I have tried a number of things. I’ve increased the downstream SNRM on each line from 3dB to 6dB and the line 1 upstream to 9dB, others 6dB. Not that that will last long!
That’s a just in case, as the error rates were not that high before. I’ve also lowered the AA downstream tx rates to 95% of flat-out (were at 98%). Trying to fix the latency but I don’t know why that would work if indeed it does turn out to be a successful measure.
On the CQM graph shown above, is there a
max-rate upstream tx at 11:00 ? (red-brown trace, labelled ‘Rx’) I’m wondering if that’s why everything went bad, because of simultaneous downstream and upstream, or because of downstream and simultaneous upstream @100%. If so, then I’m not testing it properly, not with a sufficient load.
CQM graph from a bidirectional test that aims to give a much more testing scenario the packet and a (more than) realistic load. The testmy.net upload 100 MB test was run while simultaneously performing several 100MB downloads on another machine. This is a worse test than the original Zoom case because with Zoom the download is not at 100%.

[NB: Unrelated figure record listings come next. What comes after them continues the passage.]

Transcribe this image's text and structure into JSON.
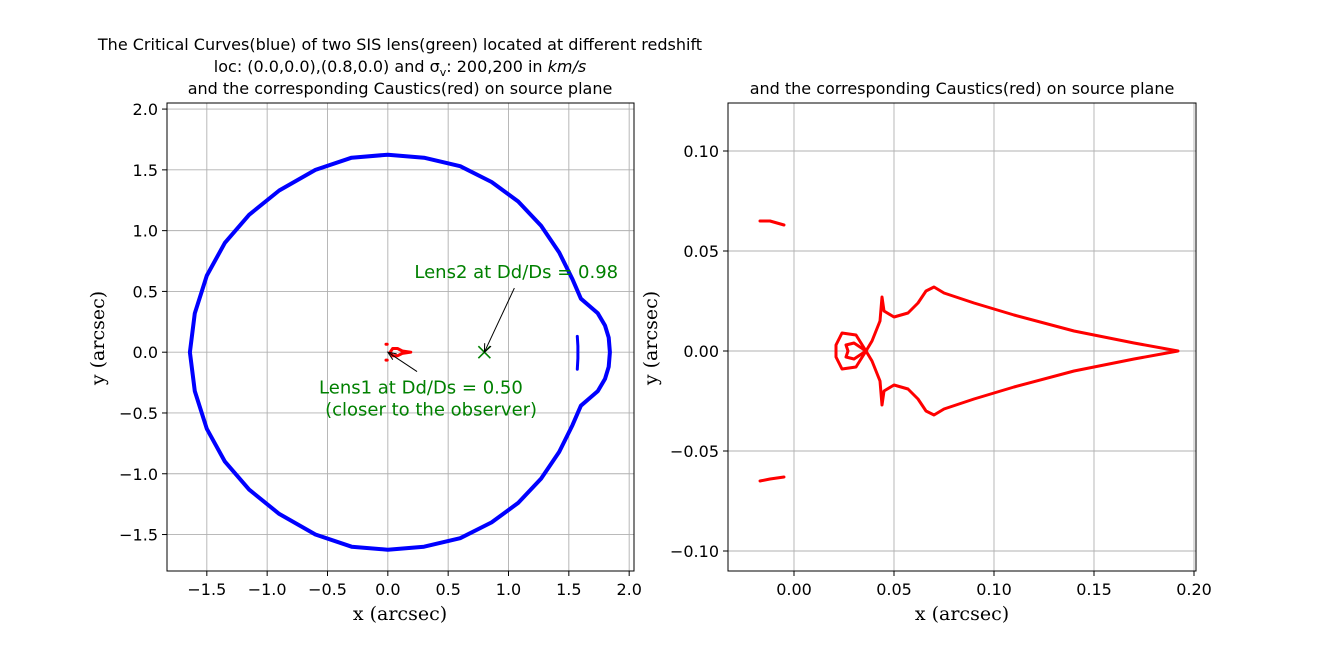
{
  "chart_data": [
    {
      "type": "scatter",
      "title_lines": [
        "The Critical Curves(blue) of two SIS lens(green) located at different redshift",
        "loc: (0.0,0.0),(0.8,0.0) and σ",
        "v",
        ": 200,200 in ",
        "km/s",
        "and the corresponding Caustics(red) on source plane"
      ],
      "xlabel": "x (arcsec)",
      "ylabel": "y (arcsec)",
      "xlim": [
        -1.83,
        2.04
      ],
      "ylim": [
        -1.8,
        2.05
      ],
      "xticks": [
        -1.5,
        -1.0,
        -0.5,
        0.0,
        0.5,
        1.0,
        1.5,
        2.0
      ],
      "xtick_labels": [
        "−1.5",
        "−1.0",
        "−0.5",
        "0.0",
        "0.5",
        "1.0",
        "1.5",
        "2.0"
      ],
      "yticks": [
        -1.5,
        -1.0,
        -0.5,
        0.0,
        0.5,
        1.0,
        1.5,
        2.0
      ],
      "ytick_labels": [
        "−1.5",
        "−1.0",
        "−0.5",
        "0.0",
        "0.5",
        "1.0",
        "1.5",
        "2.0"
      ],
      "grid": true,
      "series": [
        {
          "color": "#0000ff",
          "points": [
            [
              1.84,
              0.0
            ],
            [
              1.83,
              0.12
            ],
            [
              1.8,
              0.22
            ],
            [
              1.74,
              0.32
            ],
            [
              1.67,
              0.38
            ],
            [
              1.6,
              0.44
            ],
            [
              1.53,
              0.6
            ],
            [
              1.42,
              0.82
            ],
            [
              1.27,
              1.04
            ],
            [
              1.08,
              1.24
            ],
            [
              0.86,
              1.4
            ],
            [
              0.6,
              1.53
            ],
            [
              0.3,
              1.6
            ],
            [
              0.0,
              1.625
            ],
            [
              -0.3,
              1.6
            ],
            [
              -0.6,
              1.5
            ],
            [
              -0.9,
              1.33
            ],
            [
              -1.15,
              1.13
            ],
            [
              -1.35,
              0.9
            ],
            [
              -1.5,
              0.63
            ],
            [
              -1.6,
              0.32
            ],
            [
              -1.64,
              0.0
            ],
            [
              -1.6,
              -0.32
            ],
            [
              -1.5,
              -0.63
            ],
            [
              -1.35,
              -0.9
            ],
            [
              -1.15,
              -1.13
            ],
            [
              -0.9,
              -1.33
            ],
            [
              -0.6,
              -1.5
            ],
            [
              -0.3,
              -1.6
            ],
            [
              0.0,
              -1.625
            ],
            [
              0.3,
              -1.6
            ],
            [
              0.6,
              -1.53
            ],
            [
              0.86,
              -1.4
            ],
            [
              1.08,
              -1.24
            ],
            [
              1.27,
              -1.04
            ],
            [
              1.42,
              -0.82
            ],
            [
              1.53,
              -0.6
            ],
            [
              1.6,
              -0.44
            ],
            [
              1.67,
              -0.38
            ],
            [
              1.74,
              -0.32
            ],
            [
              1.8,
              -0.22
            ],
            [
              1.83,
              -0.12
            ],
            [
              1.84,
              0.0
            ]
          ]
        },
        {
          "color": "#0000ff",
          "points": [
            [
              1.57,
              0.13
            ],
            [
              1.575,
              0.05
            ],
            [
              1.575,
              -0.05
            ],
            [
              1.57,
              -0.14
            ]
          ]
        },
        {
          "color": "#ff0000",
          "points": [
            [
              0.02,
              0.0
            ],
            [
              0.04,
              0.03
            ],
            [
              0.08,
              0.03
            ],
            [
              0.12,
              0.01
            ],
            [
              0.19,
              0.0
            ],
            [
              0.12,
              -0.01
            ],
            [
              0.08,
              -0.03
            ],
            [
              0.04,
              -0.03
            ],
            [
              0.02,
              0.0
            ]
          ]
        },
        {
          "color": "#ff0000",
          "points": [
            [
              -0.015,
              0.065
            ],
            [
              -0.005,
              0.065
            ]
          ]
        },
        {
          "color": "#ff0000",
          "points": [
            [
              -0.015,
              -0.065
            ],
            [
              -0.005,
              -0.065
            ]
          ]
        },
        {
          "color": "#008000",
          "points": [
            [
              0.8,
              0.0
            ]
          ]
        }
      ],
      "annotations": [
        {
          "text": "Lens2 at Dd/Ds = 0.98",
          "xy": [
            0.8,
            0.0
          ],
          "text_at": [
            0.22,
            0.61
          ]
        },
        {
          "text": "Lens1 at Dd/Ds = 0.50",
          "xy": [
            0.0,
            0.0
          ],
          "text_at": [
            -0.57,
            -0.34
          ]
        },
        {
          "text": "(closer to the observer)",
          "xy": [
            0.0,
            0.0
          ],
          "text_at": [
            -0.52,
            -0.52
          ]
        }
      ]
    },
    {
      "type": "scatter",
      "title": "and the corresponding Caustics(red) on source plane",
      "xlabel": "x (arcsec)",
      "ylabel": "y (arcsec)",
      "xlim": [
        -0.033,
        0.201
      ],
      "ylim": [
        -0.11,
        0.124
      ],
      "xticks": [
        0.0,
        0.05,
        0.1,
        0.15,
        0.2
      ],
      "xtick_labels": [
        "0.00",
        "0.05",
        "0.10",
        "0.15",
        "0.20"
      ],
      "yticks": [
        -0.1,
        -0.05,
        0.0,
        0.05,
        0.1
      ],
      "ytick_labels": [
        "−0.10",
        "−0.05",
        "0.00",
        "0.05",
        "0.10"
      ],
      "grid": true,
      "series": [
        {
          "color": "#ff0000",
          "points": [
            [
              0.192,
              0.0
            ],
            [
              0.17,
              0.004
            ],
            [
              0.14,
              0.01
            ],
            [
              0.11,
              0.018
            ],
            [
              0.09,
              0.024
            ],
            [
              0.075,
              0.029
            ],
            [
              0.07,
              0.032
            ],
            [
              0.066,
              0.03
            ],
            [
              0.062,
              0.024
            ],
            [
              0.057,
              0.019
            ],
            [
              0.05,
              0.017
            ],
            [
              0.045,
              0.02
            ],
            [
              0.044,
              0.027
            ],
            [
              0.043,
              0.015
            ],
            [
              0.039,
              0.005
            ],
            [
              0.036,
              0.0
            ],
            [
              0.039,
              -0.005
            ],
            [
              0.043,
              -0.015
            ],
            [
              0.044,
              -0.027
            ],
            [
              0.045,
              -0.02
            ],
            [
              0.05,
              -0.017
            ],
            [
              0.057,
              -0.019
            ],
            [
              0.062,
              -0.024
            ],
            [
              0.066,
              -0.03
            ],
            [
              0.07,
              -0.032
            ],
            [
              0.075,
              -0.029
            ],
            [
              0.09,
              -0.024
            ],
            [
              0.11,
              -0.018
            ],
            [
              0.14,
              -0.01
            ],
            [
              0.17,
              -0.004
            ],
            [
              0.192,
              0.0
            ]
          ]
        },
        {
          "color": "#ff0000",
          "points": [
            [
              0.036,
              0.0
            ],
            [
              0.031,
              0.008
            ],
            [
              0.024,
              0.009
            ],
            [
              0.021,
              0.003
            ],
            [
              0.021,
              -0.003
            ],
            [
              0.024,
              -0.009
            ],
            [
              0.031,
              -0.008
            ],
            [
              0.036,
              0.0
            ]
          ]
        },
        {
          "color": "#ff0000",
          "points": [
            [
              0.036,
              0.0
            ],
            [
              0.03,
              0.004
            ],
            [
              0.026,
              0.003
            ],
            [
              0.027,
              0.0
            ],
            [
              0.026,
              -0.003
            ],
            [
              0.03,
              -0.004
            ],
            [
              0.036,
              0.0
            ]
          ]
        },
        {
          "color": "#ff0000",
          "points": [
            [
              -0.017,
              0.065
            ],
            [
              -0.012,
              0.065
            ],
            [
              -0.005,
              0.063
            ]
          ]
        },
        {
          "color": "#ff0000",
          "points": [
            [
              -0.017,
              -0.065
            ],
            [
              -0.012,
              -0.064
            ],
            [
              -0.005,
              -0.063
            ]
          ]
        }
      ]
    }
  ]
}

It does show the packet loss on line 1 (only) just like the Zoom scenario. So I have successfully reproduced it! I’m assuming that line 1 exhibits the problem because it has the slowest downstream sync speed so is the limiting factor for TCP in this test. But I can’t see how that’s relevant for Zoom, seeing as we presume there’s no TCP and it isn’t flat out downstream, so it won’t know anything about line 1 being any performance-limiting link.
Speeds now, after the changes are as follows. SNRM 6 dB / 6 dB, apart from line 1 which is now 9 dB upstream. When line 1 was at 6dB upstream, its sync rate was an amazing 200k higher ! Live sync rates:
#1: downstream 2378 kbps, upstream 566 kbps
#2: downstream 2503 kbps, upstream 525 kbps
#4: downstream 2719 kbps, upstream 563 kbps
[Moderator edited to merge four successive posts into one.]